DataSheet_1.pdf

Abstract

Background: Tumor microenvironment (TME) play important role in renal cell carcinoma (RCC) progression. Cancer-associated fibroblasts (CAFs) regarded as the major part of TME participate in various tumor-promoting molecular events. Whereas, CAFs-mediated tumor progression and potential mechanism are largely unknown in RCC patients. Previously, we confirmed that CD248 is a promising biomarker of CAFs, which may provide insights to explore CAFs-based tumor-promoting effects. Methods: Expression profiling and clinical data of RCC patients were obtained from The Cancer Genome Atlas (TCGA) database. MCP-counter algorithm and Kaplan-Meier survival analysis were performed to explore the prognostic value of CAFs and CD248, respectively. Pearson correlation coefficient test and Student’s t-test were employed to evaluate the relationship between immunosuppressive TME and CD248 or CAFs. Immunochemical and immunofluorescence staining was performed to confirm the expression of CD248 within CAFs. CD248-specific siRNA was adopted to investigate its potential function in CAFs tumor promotion. Differentially expressed genes (DEGs), weighted gene co-expression network analysis (WGCNA), and enrichment analysis were conducted to clarify the function of CD248+ CAFs in RCC progression and its potential regulatory mechanism.

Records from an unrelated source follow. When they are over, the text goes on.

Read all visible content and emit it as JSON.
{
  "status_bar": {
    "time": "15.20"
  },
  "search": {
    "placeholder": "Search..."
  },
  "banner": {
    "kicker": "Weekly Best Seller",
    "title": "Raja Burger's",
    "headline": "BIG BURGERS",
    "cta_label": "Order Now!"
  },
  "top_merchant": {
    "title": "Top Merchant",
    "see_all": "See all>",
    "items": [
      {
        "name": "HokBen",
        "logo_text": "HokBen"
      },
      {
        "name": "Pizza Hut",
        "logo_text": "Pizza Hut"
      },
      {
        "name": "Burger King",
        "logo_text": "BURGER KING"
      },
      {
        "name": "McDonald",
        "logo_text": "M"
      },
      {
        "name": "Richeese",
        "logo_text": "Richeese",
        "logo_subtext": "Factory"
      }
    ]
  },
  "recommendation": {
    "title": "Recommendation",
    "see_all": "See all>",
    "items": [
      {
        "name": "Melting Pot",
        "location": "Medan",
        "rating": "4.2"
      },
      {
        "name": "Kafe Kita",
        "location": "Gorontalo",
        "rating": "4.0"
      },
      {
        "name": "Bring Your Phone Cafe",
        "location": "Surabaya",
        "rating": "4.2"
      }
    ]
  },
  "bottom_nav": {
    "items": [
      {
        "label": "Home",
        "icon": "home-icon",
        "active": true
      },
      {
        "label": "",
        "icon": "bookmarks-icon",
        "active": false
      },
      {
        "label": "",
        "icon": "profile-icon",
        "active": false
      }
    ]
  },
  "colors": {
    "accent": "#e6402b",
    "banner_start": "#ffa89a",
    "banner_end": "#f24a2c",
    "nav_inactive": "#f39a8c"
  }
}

Results: CD248 over-expression and CAFs infiltration could predict poor RCC prognosis, which might involve with immunosuppressive TME. CD248 could serve as a promising CAFs biomarker, and involve with tumor-promoting effect of CAFs. CD248+ CAFs infiltration might contribute to RCC progression and immunosuppressive TME through cell-extracellular matrix (ECM) interaction and metabolism regulation. Conclusion: CD248+ CAFs participated in the regulation of RCC progression and immunosuppressive TME, which might be a novel prognostic and therapeutic target for RCC.